Are you ready to present the policies for your two compliance plans in a way that all employees will understand at a large medical facility where you are the Compliance Officer? Look these over in your research, and then select just two of these key elements and write your policies under them for each of your two compliance plans. (Your policies for each plan can zero in on different key elements.) Use these two Compliance issues:


As the Compliance Officer of a large medical facility, it is crucial to have well-defined policies in place to ensure adherence to compliance regulations and guidelines. These policies play a vital role in preventing and detecting any form of misconduct, fraudulent activities, or violations within the organization. This paper aims to present two compliance plans for a medical facility and provide policies that address specific key elements of compliance.

Compliance Issue 1: HIPAA Privacy Rule

The Health Insurance Portability and Accountability Act (HIPAA) Privacy Rule is one of the essential components of compliance for healthcare organizations. It governs the protection and disclosure of patients’ individually identifiable health information (IIHI). To ensure compliance with the HIPAA Privacy Rule, the following policies will be implemented:

1. Policy 1: Protection and Non-Disclosure of PHI

Objective: To protect patients’ privacy and prevent unauthorized disclosure of Protected Health Information (PHI).

a. All employees are required to safeguard and maintain the privacy of patients’ PHI in their custody or access.
b. PHI should only be accessed and used for legitimate healthcare purposes related to the provision of patient care, treatment, billing, or other authorized activities.
c. Employees are prohibited from accessing, disclosing, or using PHI for personal gain.
d. PHI should be stored securely, using appropriate safeguards such as encryption, strong passwords, and limited access to authorized personnel only.
e. When sharing PHI with external entities, employees must ensure compliance with HIPAA regulations and obtain necessary written patient authorization or ensure that permitted disclosures are consistent with the Privacy Rule requirements.
f. Any suspected or actual breaches of PHI must be reported immediately to the Compliance Office for appropriate investigation and corrective action.

2. Policy 2: Training and Education

Objective: To ensure all employees receive comprehensive training on the HIPAA Privacy Rule and their responsibilities regarding the protection of PHI.

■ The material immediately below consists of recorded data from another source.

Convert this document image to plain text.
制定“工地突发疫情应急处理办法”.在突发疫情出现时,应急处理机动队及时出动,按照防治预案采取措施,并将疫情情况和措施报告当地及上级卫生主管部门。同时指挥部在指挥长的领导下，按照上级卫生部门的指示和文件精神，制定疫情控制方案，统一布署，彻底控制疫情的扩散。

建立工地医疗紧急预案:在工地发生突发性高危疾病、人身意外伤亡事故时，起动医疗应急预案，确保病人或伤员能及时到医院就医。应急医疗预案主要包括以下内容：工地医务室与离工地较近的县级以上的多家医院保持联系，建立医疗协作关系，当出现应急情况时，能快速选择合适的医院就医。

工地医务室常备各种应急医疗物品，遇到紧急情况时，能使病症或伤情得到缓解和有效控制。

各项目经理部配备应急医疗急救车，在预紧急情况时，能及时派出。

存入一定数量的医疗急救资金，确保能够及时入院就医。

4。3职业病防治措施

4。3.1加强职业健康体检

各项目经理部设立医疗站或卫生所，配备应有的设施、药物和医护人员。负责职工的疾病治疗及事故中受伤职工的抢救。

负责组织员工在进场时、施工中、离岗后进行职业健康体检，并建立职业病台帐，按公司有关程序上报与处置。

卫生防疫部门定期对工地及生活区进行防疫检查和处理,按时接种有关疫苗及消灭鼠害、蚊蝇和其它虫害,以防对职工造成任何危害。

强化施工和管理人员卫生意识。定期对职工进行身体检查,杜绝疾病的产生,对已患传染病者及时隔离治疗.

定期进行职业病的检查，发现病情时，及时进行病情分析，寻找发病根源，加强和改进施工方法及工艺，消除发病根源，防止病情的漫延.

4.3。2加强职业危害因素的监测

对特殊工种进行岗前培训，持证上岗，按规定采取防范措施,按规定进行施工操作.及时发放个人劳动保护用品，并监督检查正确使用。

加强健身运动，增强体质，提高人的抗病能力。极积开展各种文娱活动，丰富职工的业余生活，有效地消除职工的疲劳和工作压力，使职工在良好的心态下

a. All newly hired employees, contractors, and volunteers must undergo HIPAA Privacy Rule orientation and training within 30 days of hire.
b. Annual refresher training on the HIPAA Privacy Rule will be provided to all employees to reinforce compliance requirements.
c. Training programs will be developed and maintained by the Compliance Office in collaboration with the Human Resources department, ensuring they address privacy policies, individual rights, permissible uses and disclosures of PHI, and penalties for non-compliance.
d. Employee training completion records will be maintained and regularly reviewed by the Compliance Office.
e. Non-compliance with HIPAA Privacy Rule training requirements may result in disciplinary action, up to and including termination.

Compliance Issue 2: Stark Law

The Stark Law, also known as the Physician Self-Referral Law, prohibits physicians from referring Medicare or Medicaid patients to entities with which they have a financial relationship. To ensure compliance with the Stark Law, the following policies will be implemented:

1. Policy 1: Disclosure and Reporting of Financial Relationships

Objective: To ensure the disclosure and reporting of financial relationships between physicians and entities to comply with the Stark Law requirements.

a. All physicians are required to disclose any financial relationships they have, directly or indirectly, with any entity that provides designated health services (DHS).
b. The Compliance Office will maintain a system for physicians to report their financial relationships on an ongoing basis.
c. Financial relationships reported must include details such as the parties involved, the type of relationship, and the financial terms.
d. The Compliance Office will review and evaluate all reported financial relationships to determine if they comply with the Stark Law requirements.
e. Any potential violations or non-compliant financial relationships will be investigated promptly, and appropriate actions, such as termination of the relationship or corrective action, will be taken.

2. Policy 2: Physician Education and Awareness

Objective: To provide physicians with comprehensive education and awareness regarding the Stark Law and its implications on self-referral.

a. All physicians will undergo training and education on the provisions of the Stark Law and relevant regulations.
b. The Compliance Office will develop and maintain training materials that cover the scope of the Stark Law, prohibited referrals, exceptions, and penalties for non-compliance.
c. Training sessions will be conducted annually, and participation will be recorded and maintained.
d. Physicians will be encouraged to seek guidance from the Compliance Office or legal counsel regarding any potential financial relationships that may raise concerns under the Stark Law.
e. Non-compliance with the Stark Law training requirements may result in disciplinary action, up to and including suspension of admitting privileges.

These policies provide a strong foundation for ensuring compliance with the HIPAA Privacy Rule and Stark Law. By implementing robust policies and educating employees accordingly, the medical facility will promote a culture of compliance and mitigate the risks associated with non-compliance.